Poncet V, Hamon P, de Saint Marc M-B Sauvage, Bernard T, Hamon S, Noirot M
UMR 1097 Diversité et Génome des Plantes Cultivées, Centre IRD, 911 avenue Agropolis, BP 64501, 34394 Montpellier Cedex 5, France.
J Hered. 2005 Jan-Feb;96(1):59-65. doi: 10.1093/jhered/esi013. Epub 2004 Dec 15.
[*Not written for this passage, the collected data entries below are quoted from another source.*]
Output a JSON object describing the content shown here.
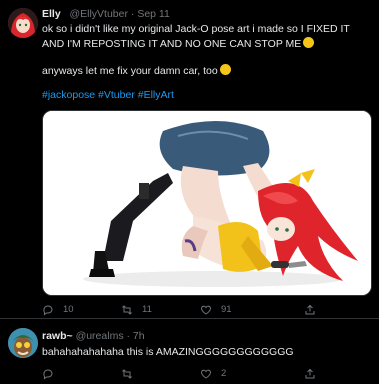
{
  "tweet1": {
    "author_name": "Elly",
    "author_handle": "@EllyVtuber",
    "separator": "·",
    "date": "Sep 11",
    "text_line1": "ok so i didn't like my original Jack-O pose art i made so I FIXED IT AND I'M REPOSTING IT AND NO ONE CAN STOP ME",
    "text_line2": "anyways let me fix your damn car, too",
    "hashtags": [
      "#jackopose",
      "#Vtuber",
      "#EllyArt"
    ],
    "reply_count": "10",
    "retweet_count": "11",
    "like_count": "91"
  },
  "tweet2": {
    "author_name": "rawb~",
    "author_handle": "@urealms",
    "separator": "·",
    "date": "7h",
    "text": "bahahahahahaha this is AMAZINGGGGGGGGGGGG",
    "like_count": "2"
  },
  "colors": {
    "background": "#000000",
    "text": "#e7e9ea",
    "muted": "#71767b",
    "link": "#1d9bf0",
    "hair_red": "#e0242c",
    "jacket_yellow": "#f2c21b"
  },
  "icons": [
    "reply-icon",
    "retweet-icon",
    "like-icon",
    "share-icon"
  ]
}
Amplified fragment length polymorphism (AFLP) is often used for genetic mapping and diversity analysis, but very little information is currently available on their sequence characteristics. Species-specific sequences were analyzed from a single Coffea genome (Coffea pseudozanguebariae) associated with clustered or nonclustered AFLP loci of known genetic position. Compared with the expressed sequence tag (EST) sequence composition, their AT content exhibited a bimodal distribution with AT-poor sequences corresponding mainly to putative coding sequences. AT-rich sequences, apart from the EST distribution, were usually clustered on the genetic map and might correspond to noncoding sequences. Conversion of these AFLP markers into sequence-characterized amplified region (SCAR) anchor markers allowed us to assess sequence conservation within Coffea species with respect to species relatedness.
扩增片段长度多态性(AFLP)常用于遗传图谱构建和多样性分析,但目前关于其序列特征的信息非常少。从一个与已知遗传位置的成簇或非成簇AFLP位点相关的单一咖啡基因组(拟桑给巴尔咖啡)中分析了物种特异性序列。与表达序列标签(EST)序列组成相比,它们的AT含量呈现双峰分布,富含AT的序列主要对应于推定的编码序列。除了EST分布外,富含AT的序列通常聚集在遗传图谱上,可能对应于非编码序列。将这些AFLP标记转化为序列特征扩增区域(SCAR)锚定标记,使我们能够根据物种亲缘关系评估咖啡属物种内的序列保守性。